C'est dans ce contexte que j'ai commencé à prescrire des traitements hormonaux d'affirmation de genre (THAG) dès juin 2020, suite à la demande de deux connaissances, désireuses d'entamer leur suivi ailleurs que dans une équipe de genre. Au vu des difficultés d'accès aux soins susmentionnées, les demandes se sont rapidement multipliées par le bouche-à-oreille, de telle sorte qu'au moment de rédiger ce TFE en avril 2022, ma patientèle transgenre s'élevait à 71 personnes. Parmi celles-ci, 27 étaient éligibles pour mon travail, dans la mesure où elles bénéficiaient d'un THAG initié par mes soins depuis au moins trois mois. 26 patient·e·s ont accepté de participer.

Ce TFE a consisté en une étude rétrospective avec une analyse mixte par conversion à partir des dossiers médicaux des patient·e·s. Les informations démographiques et les valeurs de laboratoire aux différentes consultations ont été extraites des dossiers informatiques afin d'être synthétisées et analysées. Les informations relatives au coming out, au soutien social, aux démarches de préservation de la fertilité et aux besoins en termes de soins d'affirmation de genre ont été codées en variables quantitatives à partir des notes de consultation pour être examinées.

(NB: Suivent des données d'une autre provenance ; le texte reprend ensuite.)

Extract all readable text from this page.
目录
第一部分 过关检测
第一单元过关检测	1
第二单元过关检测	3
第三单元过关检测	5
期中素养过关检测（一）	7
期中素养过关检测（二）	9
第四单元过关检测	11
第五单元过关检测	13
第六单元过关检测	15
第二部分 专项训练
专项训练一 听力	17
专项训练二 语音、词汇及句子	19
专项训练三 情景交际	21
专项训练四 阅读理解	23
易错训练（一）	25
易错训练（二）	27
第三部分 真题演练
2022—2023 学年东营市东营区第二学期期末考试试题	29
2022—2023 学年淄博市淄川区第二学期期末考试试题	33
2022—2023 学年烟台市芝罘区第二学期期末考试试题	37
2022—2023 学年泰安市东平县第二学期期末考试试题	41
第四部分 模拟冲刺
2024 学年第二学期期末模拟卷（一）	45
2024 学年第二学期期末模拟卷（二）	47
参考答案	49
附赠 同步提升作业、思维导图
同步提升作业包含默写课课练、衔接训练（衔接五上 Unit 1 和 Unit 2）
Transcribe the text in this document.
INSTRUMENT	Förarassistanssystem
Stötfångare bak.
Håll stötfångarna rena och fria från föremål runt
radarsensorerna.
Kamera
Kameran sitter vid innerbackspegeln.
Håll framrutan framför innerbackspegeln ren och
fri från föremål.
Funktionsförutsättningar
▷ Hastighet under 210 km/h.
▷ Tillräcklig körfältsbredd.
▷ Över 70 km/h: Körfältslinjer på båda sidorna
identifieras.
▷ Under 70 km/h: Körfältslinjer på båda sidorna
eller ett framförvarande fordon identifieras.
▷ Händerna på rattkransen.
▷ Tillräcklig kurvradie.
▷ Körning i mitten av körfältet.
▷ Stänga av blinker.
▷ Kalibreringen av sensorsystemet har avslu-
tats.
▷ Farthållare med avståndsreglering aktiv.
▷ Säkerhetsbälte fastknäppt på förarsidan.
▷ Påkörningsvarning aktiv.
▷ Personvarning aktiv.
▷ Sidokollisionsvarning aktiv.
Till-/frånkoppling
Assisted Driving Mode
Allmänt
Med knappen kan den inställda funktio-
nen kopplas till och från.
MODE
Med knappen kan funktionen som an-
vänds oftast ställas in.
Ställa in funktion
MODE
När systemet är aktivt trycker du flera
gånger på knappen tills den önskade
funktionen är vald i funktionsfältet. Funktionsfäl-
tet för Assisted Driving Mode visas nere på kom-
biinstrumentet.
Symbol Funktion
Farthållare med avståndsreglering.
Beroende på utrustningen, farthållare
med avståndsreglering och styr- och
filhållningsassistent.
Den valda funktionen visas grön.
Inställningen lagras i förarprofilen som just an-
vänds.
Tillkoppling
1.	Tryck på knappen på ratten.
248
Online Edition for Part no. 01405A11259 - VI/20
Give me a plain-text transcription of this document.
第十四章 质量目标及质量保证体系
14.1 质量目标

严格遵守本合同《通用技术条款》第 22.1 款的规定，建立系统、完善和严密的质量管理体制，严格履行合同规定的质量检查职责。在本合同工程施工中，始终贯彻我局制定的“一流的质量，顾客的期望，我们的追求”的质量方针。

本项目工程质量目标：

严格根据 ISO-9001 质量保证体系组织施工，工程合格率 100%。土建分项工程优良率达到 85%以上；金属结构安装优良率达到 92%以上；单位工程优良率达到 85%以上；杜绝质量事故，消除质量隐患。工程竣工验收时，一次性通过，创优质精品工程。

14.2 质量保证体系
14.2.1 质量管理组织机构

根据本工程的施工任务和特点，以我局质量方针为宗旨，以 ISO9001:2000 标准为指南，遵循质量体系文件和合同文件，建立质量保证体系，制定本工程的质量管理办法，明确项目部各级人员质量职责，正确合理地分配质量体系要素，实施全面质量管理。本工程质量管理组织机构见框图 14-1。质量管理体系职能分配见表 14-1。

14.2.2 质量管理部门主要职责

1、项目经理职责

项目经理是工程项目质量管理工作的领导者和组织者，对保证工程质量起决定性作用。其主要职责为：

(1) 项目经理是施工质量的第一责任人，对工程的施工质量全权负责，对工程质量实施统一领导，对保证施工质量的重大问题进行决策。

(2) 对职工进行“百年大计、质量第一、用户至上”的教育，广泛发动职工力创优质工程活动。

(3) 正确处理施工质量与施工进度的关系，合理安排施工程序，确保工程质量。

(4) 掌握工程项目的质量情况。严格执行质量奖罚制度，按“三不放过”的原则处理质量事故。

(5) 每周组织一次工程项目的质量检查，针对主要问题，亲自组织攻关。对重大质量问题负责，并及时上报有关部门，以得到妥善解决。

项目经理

Les données des 26 patient·e·s suivi·e·s pendant une durée médiane de six mois depuis l'instauration du THAG ont été étudiées. Il s'agit d'un échantillon composé d'une population jeune (âge médian de 22 ans), dotée d'une grande mobilité géographique et présentant une certaine précarité financière, 42% de l'échantillon étant BIM. Cette patientèle présentait des besoins variés en termes de soins trans-affirmatifs et bénéficiait d'un bon soutien social en général. En outre, l'application des guidelines sur le THAG dans un contexte de médecine générale a permis d'obtenir des résultats satisfaisants au niveau des valeurs de laboratoire.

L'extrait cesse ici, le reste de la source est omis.